R. B. : Elle relate l’évolution du paysage français dans le temps, mais aussi celle des politiques publiques liées aux territoires. Jusqu’aux années 80, on abordait encore le paysage avec un filtre pittoresque, alors qu’étaient apparus les grands ensembles d’habitation, les grandes infrastructures et les métropoles.

Dans la décennie suivante, avec la loi paysage de 1993, on en vient à la protection des grands paysages et à un point de vue sur des paysages plus quotidiens, avec une attention portée à leur évolution. Par ailleurs, c’est une époque de grands chantiers, à Paris avec la Pyramide du Louvre, ou le « chantier du Siècle » du tunnel sous la Manche, dans le Nord-Pas-de-Calais, suivi par vingt ans de commandes publiques. Peu à peu, avec la décentralisation, ces commandes ont aussi été initiées par les Régions ou les villes en transformation.

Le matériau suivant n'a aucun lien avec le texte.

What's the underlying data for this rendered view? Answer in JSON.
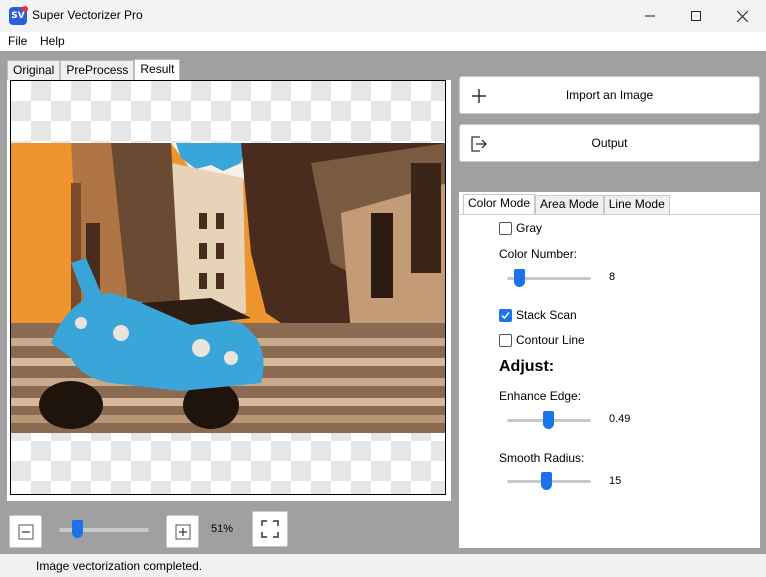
{
  "window": {
    "title": "Super Vectorizer Pro",
    "icon": "SV"
  },
  "menu": [
    "File",
    "Help"
  ],
  "view_tabs": [
    "Original",
    "PreProcess",
    "Result"
  ],
  "active_view_tab": "Result",
  "zoom": {
    "level": "51%",
    "slider_fraction": 0.2
  },
  "actions": {
    "import_label": "Import an Image",
    "output_label": "Output"
  },
  "mode_tabs": [
    "Color Mode",
    "Area Mode",
    "Line Mode"
  ],
  "active_mode_tab": "Color Mode",
  "settings": {
    "gray": {
      "label": "Gray",
      "checked": false
    },
    "color_number": {
      "label": "Color Number:",
      "value": "8",
      "fraction": 0.14
    },
    "stack_scan": {
      "label": "Stack Scan",
      "checked": true
    },
    "contour_line": {
      "label": "Contour Line",
      "checked": false
    },
    "adjust_heading": "Adjust:",
    "enhance_edge": {
      "label": "Enhance Edge:",
      "value": "0.49",
      "fraction": 0.49
    },
    "smooth_radius": {
      "label": "Smooth Radius:",
      "value": "15",
      "fraction": 0.47
    }
  },
  "status": "Image vectorization completed.",
  "colors": {
    "accent": "#1a73e8",
    "workspace": "#a0a0a0",
    "orange": "#ef9530",
    "scooter_blue": "#3aa5d8"
  }
}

Enfin, au tournant des années 2010, on passe du paradigme du paysage à celui du territoire, et de la manière dont on le vit à travers cette idée que les habitants sont parties prenantes du paysage. L’engagement des citoyens s’affirme, et les photographes sont eux-mêmes à l’initiative de ce travail de représentation. Le photographe s’inscrit désormais dans le paysage où l’humain, l’habitant, est en interaction avec son environnement et appartient à un territoire.

Comment s’est modifiée l’approche photographique des paysages sur ces quarante ans ? Qu’est-ce qui la caractérise ?

R. B. : La mission photographique de la Datar a participé à la légitimation  de la photographie dans le champ de l’art contemporain. Au fil des années, on observe plusieurs changements, dans la posture des photographes qui revendiquent l’importance du protocole de prise de vue, dans la question de la topographie (on suit le cours d’un fleuve, on traverse la France de part en part…) ou, encore, dans la forme même des images : format, apparition d’une image en mouvement, développement des installations, émergence de la couleur, introduction du récit ou de la mise en scène. On observe un mouvement général qui va de la description à l’inscription, du paysage au territoire.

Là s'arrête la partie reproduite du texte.